From: Mike Galbraith on
On Fri, 2009-10-02 at 11:55 +0200, Jens Axboe wrote:
> On Fri, Oct 02 2009, Mike Galbraith wrote:
> >
> > /*
> > * Drain async requests before we start sync IO
> > */
> > if (cfq_cfqq_idle_window(cfqq) && cfqd->rq_in_driver[BLK_RW_ASYNC])
> >
> > Looked about the same to me as..
> >
> > enable_idle = old_idle = cfq_cfqq_idle_window(cfqq);
> >
> > ..where Vivek prevented turning 1 into 0, so I stamped it ;-)
>
> cfq_cfqq_idle_window(cfqq) just tells you whether this queue may enter
> idling, not that it is currently idling. The actual idling happens from
> cfq_completed_request(), here:
>
> else if (cfqq_empty && !cfq_close_cooperator(cfqd, cfqq, 1) &&
> sync && !rq_noidle(rq))
> cfq_arm_slice_timer(cfqd);
>
> and after that the queue will be marked as waiting, so
> cfq_cfqq_wait_request(cfqq) is a better indication of whether we are
> currently waiting for a request (idling) or not.

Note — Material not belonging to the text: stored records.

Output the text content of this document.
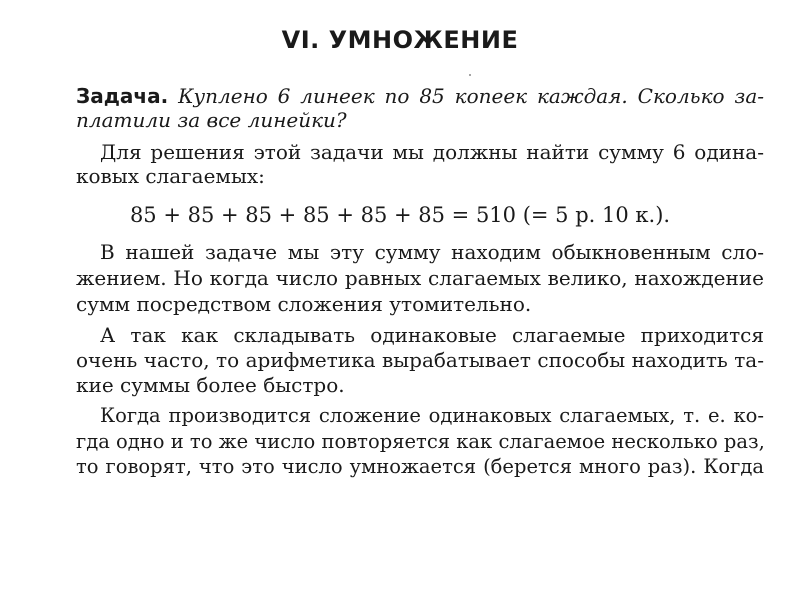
VI. УМНОЖЕНИЕ
Задача. Куплено 6 линеек по 85 копеек каждая. Сколько за-
платили за все линейки?
Для решения этой задачи мы должны найти сумму 6 одина-
ковых слагаемых:
85 + 85 + 85 + 85 + 85 + 85 = 510 (= 5 р. 10 к.).
В нашей задаче мы эту сумму находим обыкновенным сло-
жением. Но когда число равных слагаемых велико, нахождение
сумм посредством сложения утомительно.
А так как складывать одинаковые слагаемые приходится
очень часто, то арифметика вырабатывает способы находить та-
кие суммы более быстро.
Когда производится сложение одинаковых слагаемых, т. е. ко-
гда одно и то же число повторяется как слагаемое несколько раз,
то говорят, что это число умножается (берется много раз). Когда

Hm. Then cfq_cfqq_idle_window(cfqq) actually suits my intent better.

(If I want to reduce async's advantage, I should target specifically, ie
only stamp if this queue is a sync queue....otoh, if this queue is sync,
it is now officially too late, whereas if this queue is dd about to
inflict the wrath of kjournald on my reader's world, stamping now is a
really good idea.. scritch scritch scritch <smoke>)

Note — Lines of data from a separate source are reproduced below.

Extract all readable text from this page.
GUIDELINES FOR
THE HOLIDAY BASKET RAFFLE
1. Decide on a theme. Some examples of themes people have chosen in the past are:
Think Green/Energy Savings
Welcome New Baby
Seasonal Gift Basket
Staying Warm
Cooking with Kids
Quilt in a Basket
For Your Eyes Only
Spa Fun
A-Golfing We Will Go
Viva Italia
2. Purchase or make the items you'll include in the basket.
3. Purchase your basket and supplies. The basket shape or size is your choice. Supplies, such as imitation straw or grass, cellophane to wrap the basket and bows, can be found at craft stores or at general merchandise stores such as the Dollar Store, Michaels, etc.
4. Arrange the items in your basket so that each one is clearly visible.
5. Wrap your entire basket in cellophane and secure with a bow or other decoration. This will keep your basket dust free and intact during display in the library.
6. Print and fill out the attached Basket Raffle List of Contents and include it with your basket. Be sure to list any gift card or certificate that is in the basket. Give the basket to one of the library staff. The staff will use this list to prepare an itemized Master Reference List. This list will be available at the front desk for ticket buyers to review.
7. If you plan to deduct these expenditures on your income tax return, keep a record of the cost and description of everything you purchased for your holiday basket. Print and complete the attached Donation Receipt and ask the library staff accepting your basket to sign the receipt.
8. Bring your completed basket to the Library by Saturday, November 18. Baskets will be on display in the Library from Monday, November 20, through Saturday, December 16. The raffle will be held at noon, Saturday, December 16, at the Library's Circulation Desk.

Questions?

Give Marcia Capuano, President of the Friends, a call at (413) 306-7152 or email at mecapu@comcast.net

I'll go tinker with it. Thanks for the clue.

-Mike

--
To unsubscribe from this list: send the line "unsubscribe linux-kernel" in
the body of a message to majordomo(a)vger.kernel.org
More majordomo info at http://vger.kernel.org/majordomo-info.html
Please read the FAQ at http://www.tux.org/lkml/
From: Vivek Goyal on
On Fri, Oct 02, 2009 at 12:55:25PM +0200, Corrado Zoccolo wrote:
> Hi Jens,
> On Fri, Oct 2, 2009 at 11:28 AM, Jens Axboe <jens.axboe(a)oracle.com> wrote:
> > On Fri, Oct 02 2009, Ingo Molnar wrote:
> >>
> >> * Jens Axboe <jens.axboe(a)oracle.com> wrote:
> >>
> >
> > It's really not that simple, if we go and do easy latency bits, then
> > throughput drops 30% or more. You can't say it's black and white latency
> > vs throughput issue, that's just not how the real world works. The
> > server folks would be most unpleased.
> Could we be more selective when the latency optimization is introduced?
>
> The code that is currently touched by Vivek's patch is:
> if (!atomic_read(&cic->ioc->nr_tasks) || !cfqd->cfq_slice_idle ||
> (cfqd->hw_tag && CIC_SEEKY(cic)))
> enable_idle = 0;
> basically, when fairness=1, it becomes just:
> if (!atomic_read(&cic->ioc->nr_tasks) || !cfqd->cfq_slice_idle)
> enable_idle = 0;
>

Actually I am not touching this code. Looking at the V10, I have not
changed anything here in idling code.

I think we are seeing latency improvements with fairness=1 because, CFQ
does pure roundrobin and once a seeky reader expires, it is put at the
end of the queue.

I retained the same behavior if fairness=0 but if fairness=1, then I don't
put the seeky reader at the end of queue, instead it gets vdisktime based
on the disk it has used. So it should get placed ahead of sync readers.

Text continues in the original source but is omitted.